La cerimonia non fu lunga ma semplice, patriarcale, al cospetto
della maggior parte di quei prodi romani, che facevano corona alla bellissima
coppia.
Irene, collocatasi dinanzi agli sposi, colle seguenti brevi parole
ne sancì l’unione sacra:
«Giovani cari e avventurosi, l’atto da voi compiuto in questo
giorno vi unisce con vincoli indissolubili del corpo e dell’anima. Voi
dividerete per la vita, il bene e la sciagura. Ricordatevi, che nell’amore e
nella fiducia reciproca, troverete sempre felicità duratura e che, quantunque
qualche volta questa felicità possa essere alterata da afflizioni, queste
saranno sempre menomate o dome dall’amor vostro reciproco. Dio benedica
l’unione vostra! e così sia».
Silvia, piangendo amorosamente, pose ambe le mani sul capo de’
suoi cari, e ripetè: «Dio vi benedica!» senza poter articolare altra parola.
L’atto di matrimonio, anticipatamente scritto, fu presentato da
Orazio alle firme degli sposi, poi a quelle dei testimonii, dopo averlo firmato
egli stesso.
Così ebbe fine quest’atto solenne colla maggiore semplicità
possibile. Celebrato nel vero tempio dell’Onnipotente, rischiarato
dall’universale luminare, non fu per la sua semplicità men sacro, né men fedeli
per tutta la vita si mantennero l’uno all’altro i nostri sposi.

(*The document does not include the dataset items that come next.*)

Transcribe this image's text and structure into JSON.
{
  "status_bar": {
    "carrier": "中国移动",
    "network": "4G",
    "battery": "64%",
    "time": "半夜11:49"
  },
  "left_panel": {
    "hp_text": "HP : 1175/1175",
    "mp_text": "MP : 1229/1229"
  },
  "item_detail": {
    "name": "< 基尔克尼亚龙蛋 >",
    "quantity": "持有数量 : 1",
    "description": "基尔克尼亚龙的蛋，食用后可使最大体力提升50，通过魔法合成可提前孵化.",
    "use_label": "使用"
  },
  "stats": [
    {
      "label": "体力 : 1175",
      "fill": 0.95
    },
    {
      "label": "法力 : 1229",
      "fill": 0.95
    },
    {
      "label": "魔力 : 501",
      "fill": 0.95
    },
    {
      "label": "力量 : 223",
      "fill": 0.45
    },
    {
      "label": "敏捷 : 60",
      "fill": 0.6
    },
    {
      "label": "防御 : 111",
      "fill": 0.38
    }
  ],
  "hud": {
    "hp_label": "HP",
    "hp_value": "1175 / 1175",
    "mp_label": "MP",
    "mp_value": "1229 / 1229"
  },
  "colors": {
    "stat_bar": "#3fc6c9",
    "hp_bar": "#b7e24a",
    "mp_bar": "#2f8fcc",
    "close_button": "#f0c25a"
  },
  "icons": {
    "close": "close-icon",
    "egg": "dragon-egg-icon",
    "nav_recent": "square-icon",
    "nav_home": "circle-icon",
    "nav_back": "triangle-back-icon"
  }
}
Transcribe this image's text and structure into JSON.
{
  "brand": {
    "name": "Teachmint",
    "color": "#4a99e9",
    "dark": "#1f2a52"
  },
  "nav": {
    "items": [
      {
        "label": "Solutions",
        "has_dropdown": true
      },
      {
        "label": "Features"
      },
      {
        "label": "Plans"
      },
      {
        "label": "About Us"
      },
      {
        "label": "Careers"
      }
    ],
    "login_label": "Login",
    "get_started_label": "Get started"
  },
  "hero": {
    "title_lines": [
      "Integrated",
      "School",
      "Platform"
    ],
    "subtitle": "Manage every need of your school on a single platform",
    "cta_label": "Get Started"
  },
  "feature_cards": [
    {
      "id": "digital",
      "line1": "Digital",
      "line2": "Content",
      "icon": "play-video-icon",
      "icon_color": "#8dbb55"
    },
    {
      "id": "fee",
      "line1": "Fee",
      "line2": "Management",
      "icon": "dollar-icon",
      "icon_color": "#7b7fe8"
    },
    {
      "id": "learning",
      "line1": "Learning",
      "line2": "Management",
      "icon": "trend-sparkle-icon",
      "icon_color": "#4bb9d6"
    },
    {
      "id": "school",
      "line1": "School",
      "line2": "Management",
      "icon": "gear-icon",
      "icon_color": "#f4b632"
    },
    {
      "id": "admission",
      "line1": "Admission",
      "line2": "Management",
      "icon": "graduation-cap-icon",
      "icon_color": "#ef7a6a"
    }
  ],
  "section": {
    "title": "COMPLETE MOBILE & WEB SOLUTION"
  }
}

Dall’altare la comitiva festosa si diresse al castello, ove
splendida mensa l’aspettava.
Dopo il pasto, in mezzo alla universale letizia si fecero
brindisi, si cantarono inni patriottici e sino il piccolo John riscaldato dal
calore della festa volle regalare i suoi amici coi patriottici e simpatici
canti della tua terra: il «God save the Queen» ed il «Rule Britannia»53.